I would say by both I was always said my ideal job would be to be in either sector, so when my job ended in the Aviation sector, due to the pandemic and I was looking for work this was where I looked and as there were openings in this sector, so I applied for various roles and was offered and went through the training process to get the job.

In my experience Nick, the two sectors have also had a cross-over, with leaders in the Rail industry very open to looking at new staff with an Aviation background in both Engineering, and Customer Service roles, why do you think this is?

The reason I believe that the rail sector looks at staff from an aviation background is that they are both part of the travel industry which offer very important to keep our economy going, they both offer a service to the public and there are a variety of roles.

Transferable skills are important in today’s world, for you transferring from BA to the railways what were the main similarities for you both culturally and in a practical sense?

The similarities are teamwork, customer service, and being alert and aware of your surroundings to ensure that the passengers and goods get to their destination safely and on time.

Do you agree with me and other leaders in the field, that it’s normally a good fit in terms of moving from one of these sectors to another?

I agree that it’s normally a good fit in terms of moving from one sector to another because both sectors are about serving the travel industry there are similar transferable skills needs in both sectors.

Good to hear Nick, how did you find Fusion People and how have you found working for them and their client partners so far?
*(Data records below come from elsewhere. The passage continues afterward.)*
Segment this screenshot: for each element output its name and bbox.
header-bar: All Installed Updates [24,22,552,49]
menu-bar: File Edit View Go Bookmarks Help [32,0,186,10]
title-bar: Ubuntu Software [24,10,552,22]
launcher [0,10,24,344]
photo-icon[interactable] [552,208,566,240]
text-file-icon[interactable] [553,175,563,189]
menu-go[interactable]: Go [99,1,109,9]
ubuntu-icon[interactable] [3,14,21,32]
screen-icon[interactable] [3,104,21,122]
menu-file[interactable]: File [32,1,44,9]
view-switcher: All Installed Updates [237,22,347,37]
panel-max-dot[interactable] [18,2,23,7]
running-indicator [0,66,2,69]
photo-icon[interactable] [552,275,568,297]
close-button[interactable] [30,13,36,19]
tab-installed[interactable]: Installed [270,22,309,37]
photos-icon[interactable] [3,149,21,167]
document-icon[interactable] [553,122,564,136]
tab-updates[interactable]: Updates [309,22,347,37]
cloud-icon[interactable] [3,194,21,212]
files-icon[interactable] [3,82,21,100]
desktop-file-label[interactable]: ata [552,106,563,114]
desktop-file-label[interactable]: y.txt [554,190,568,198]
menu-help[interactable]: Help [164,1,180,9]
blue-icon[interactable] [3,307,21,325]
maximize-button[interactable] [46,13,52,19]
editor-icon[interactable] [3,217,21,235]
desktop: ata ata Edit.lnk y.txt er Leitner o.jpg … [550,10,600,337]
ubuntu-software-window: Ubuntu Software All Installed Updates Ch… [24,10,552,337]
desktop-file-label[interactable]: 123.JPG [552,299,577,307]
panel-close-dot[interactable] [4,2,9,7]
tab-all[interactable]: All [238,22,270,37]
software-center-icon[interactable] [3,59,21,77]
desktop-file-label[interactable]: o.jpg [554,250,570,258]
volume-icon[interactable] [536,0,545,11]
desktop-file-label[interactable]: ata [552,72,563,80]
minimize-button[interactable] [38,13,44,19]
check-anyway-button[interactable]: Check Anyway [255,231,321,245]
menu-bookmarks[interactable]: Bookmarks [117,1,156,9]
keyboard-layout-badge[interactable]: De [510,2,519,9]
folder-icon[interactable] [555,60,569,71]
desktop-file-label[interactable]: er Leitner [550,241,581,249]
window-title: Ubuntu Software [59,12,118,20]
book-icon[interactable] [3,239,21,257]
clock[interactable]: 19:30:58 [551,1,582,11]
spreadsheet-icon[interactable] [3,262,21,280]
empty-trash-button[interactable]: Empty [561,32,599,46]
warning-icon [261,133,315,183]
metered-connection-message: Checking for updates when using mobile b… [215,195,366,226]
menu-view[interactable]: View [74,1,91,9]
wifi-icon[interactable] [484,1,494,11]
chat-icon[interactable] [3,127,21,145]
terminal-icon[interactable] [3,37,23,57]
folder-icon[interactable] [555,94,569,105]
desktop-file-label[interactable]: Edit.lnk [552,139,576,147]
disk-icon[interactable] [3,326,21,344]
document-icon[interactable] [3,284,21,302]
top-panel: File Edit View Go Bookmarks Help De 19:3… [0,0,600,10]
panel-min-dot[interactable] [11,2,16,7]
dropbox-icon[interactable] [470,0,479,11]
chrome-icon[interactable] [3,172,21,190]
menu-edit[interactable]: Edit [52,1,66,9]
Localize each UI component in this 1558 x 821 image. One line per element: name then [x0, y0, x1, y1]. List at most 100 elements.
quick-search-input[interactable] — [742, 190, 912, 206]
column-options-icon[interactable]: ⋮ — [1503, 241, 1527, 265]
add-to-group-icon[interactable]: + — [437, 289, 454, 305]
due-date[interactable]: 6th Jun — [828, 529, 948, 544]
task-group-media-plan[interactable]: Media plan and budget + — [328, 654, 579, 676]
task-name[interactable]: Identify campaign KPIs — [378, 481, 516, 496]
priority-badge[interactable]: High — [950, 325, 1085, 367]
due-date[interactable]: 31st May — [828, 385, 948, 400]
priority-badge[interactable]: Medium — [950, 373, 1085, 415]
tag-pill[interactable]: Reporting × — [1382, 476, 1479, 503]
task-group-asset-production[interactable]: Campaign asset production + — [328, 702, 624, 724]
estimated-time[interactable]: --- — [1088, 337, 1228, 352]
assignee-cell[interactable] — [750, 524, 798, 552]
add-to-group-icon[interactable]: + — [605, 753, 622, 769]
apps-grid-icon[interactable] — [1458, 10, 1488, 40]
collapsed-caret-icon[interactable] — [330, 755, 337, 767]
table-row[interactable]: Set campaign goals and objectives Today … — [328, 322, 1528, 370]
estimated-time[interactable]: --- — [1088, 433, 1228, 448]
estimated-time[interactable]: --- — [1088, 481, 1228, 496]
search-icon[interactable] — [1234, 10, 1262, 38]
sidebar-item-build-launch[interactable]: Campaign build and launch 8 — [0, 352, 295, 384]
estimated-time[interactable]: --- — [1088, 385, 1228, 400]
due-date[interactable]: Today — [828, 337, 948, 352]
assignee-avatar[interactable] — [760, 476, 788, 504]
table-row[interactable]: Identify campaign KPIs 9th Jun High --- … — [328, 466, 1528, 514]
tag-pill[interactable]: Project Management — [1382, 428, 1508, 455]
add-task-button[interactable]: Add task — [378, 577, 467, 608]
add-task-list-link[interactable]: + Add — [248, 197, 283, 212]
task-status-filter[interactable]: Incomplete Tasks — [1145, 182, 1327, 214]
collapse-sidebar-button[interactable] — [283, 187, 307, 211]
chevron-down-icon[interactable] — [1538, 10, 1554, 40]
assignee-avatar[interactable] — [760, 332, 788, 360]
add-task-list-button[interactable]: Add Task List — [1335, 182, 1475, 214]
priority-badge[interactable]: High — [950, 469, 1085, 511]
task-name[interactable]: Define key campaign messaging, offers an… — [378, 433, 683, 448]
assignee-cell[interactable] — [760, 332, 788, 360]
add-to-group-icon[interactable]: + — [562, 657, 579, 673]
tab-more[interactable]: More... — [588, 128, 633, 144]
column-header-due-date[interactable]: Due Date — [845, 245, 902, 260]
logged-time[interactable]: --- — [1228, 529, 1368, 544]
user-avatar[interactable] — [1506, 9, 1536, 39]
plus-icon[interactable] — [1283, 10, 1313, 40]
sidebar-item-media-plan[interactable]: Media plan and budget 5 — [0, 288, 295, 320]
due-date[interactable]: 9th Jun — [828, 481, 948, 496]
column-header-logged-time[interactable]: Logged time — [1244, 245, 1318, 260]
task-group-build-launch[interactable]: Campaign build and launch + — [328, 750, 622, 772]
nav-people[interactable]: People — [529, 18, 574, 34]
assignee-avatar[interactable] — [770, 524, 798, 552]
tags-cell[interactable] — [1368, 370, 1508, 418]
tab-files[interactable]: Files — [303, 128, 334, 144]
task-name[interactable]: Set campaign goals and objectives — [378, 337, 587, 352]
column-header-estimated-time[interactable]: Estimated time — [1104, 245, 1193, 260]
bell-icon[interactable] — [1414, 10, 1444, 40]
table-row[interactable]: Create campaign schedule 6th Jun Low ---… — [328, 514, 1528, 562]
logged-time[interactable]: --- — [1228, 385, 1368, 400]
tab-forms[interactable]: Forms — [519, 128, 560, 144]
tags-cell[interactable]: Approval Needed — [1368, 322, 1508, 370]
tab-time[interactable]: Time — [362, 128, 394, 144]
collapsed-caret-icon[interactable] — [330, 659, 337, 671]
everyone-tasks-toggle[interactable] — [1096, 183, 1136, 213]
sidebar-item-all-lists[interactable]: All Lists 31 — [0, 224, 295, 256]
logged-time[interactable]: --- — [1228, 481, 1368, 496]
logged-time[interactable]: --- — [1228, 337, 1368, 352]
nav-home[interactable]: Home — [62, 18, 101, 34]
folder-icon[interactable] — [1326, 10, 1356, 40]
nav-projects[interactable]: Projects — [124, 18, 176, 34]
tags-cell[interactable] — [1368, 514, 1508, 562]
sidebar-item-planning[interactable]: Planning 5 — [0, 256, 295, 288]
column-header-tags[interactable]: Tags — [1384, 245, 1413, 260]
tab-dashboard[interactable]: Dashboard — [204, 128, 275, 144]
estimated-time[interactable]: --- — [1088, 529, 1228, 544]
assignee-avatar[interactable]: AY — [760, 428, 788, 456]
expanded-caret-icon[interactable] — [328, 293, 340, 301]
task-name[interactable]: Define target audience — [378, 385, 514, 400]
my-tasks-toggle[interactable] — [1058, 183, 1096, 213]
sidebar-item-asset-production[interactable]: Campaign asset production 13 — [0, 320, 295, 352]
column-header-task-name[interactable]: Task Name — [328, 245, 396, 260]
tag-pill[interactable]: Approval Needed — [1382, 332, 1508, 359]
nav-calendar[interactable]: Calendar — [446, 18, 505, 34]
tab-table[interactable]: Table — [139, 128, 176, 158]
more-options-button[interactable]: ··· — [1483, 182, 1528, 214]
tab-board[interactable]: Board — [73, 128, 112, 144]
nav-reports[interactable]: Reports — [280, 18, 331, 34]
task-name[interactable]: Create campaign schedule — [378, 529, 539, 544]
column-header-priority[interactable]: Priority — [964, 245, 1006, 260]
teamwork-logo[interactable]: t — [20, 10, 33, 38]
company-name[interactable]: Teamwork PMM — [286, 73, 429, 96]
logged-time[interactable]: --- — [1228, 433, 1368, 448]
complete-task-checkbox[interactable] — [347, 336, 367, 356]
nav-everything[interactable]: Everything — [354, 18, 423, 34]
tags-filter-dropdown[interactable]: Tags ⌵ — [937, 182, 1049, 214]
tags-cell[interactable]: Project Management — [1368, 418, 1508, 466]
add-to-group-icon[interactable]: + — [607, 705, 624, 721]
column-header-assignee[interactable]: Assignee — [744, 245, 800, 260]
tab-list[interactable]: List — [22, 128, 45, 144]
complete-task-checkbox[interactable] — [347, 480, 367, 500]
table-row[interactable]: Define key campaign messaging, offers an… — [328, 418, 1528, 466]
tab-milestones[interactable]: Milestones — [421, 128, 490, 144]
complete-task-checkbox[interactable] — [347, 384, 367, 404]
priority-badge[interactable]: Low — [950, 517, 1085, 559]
I found Fusion People through the Jobcentre, I have found working with the company and their client partners rewarding.

Do you feel there is a clear career footpath on the Railways and also a bright future?

I feel there are great opportunities for job progression as there are a variety of career paths within the sector.

What advice would you give someone moving from your original sector into Rail?

The advice I would give is to go for there are challenges but it’s also rewarding, you already have some of the skills needed to do the job, there is a variety of roles and opportunities training and great benefits.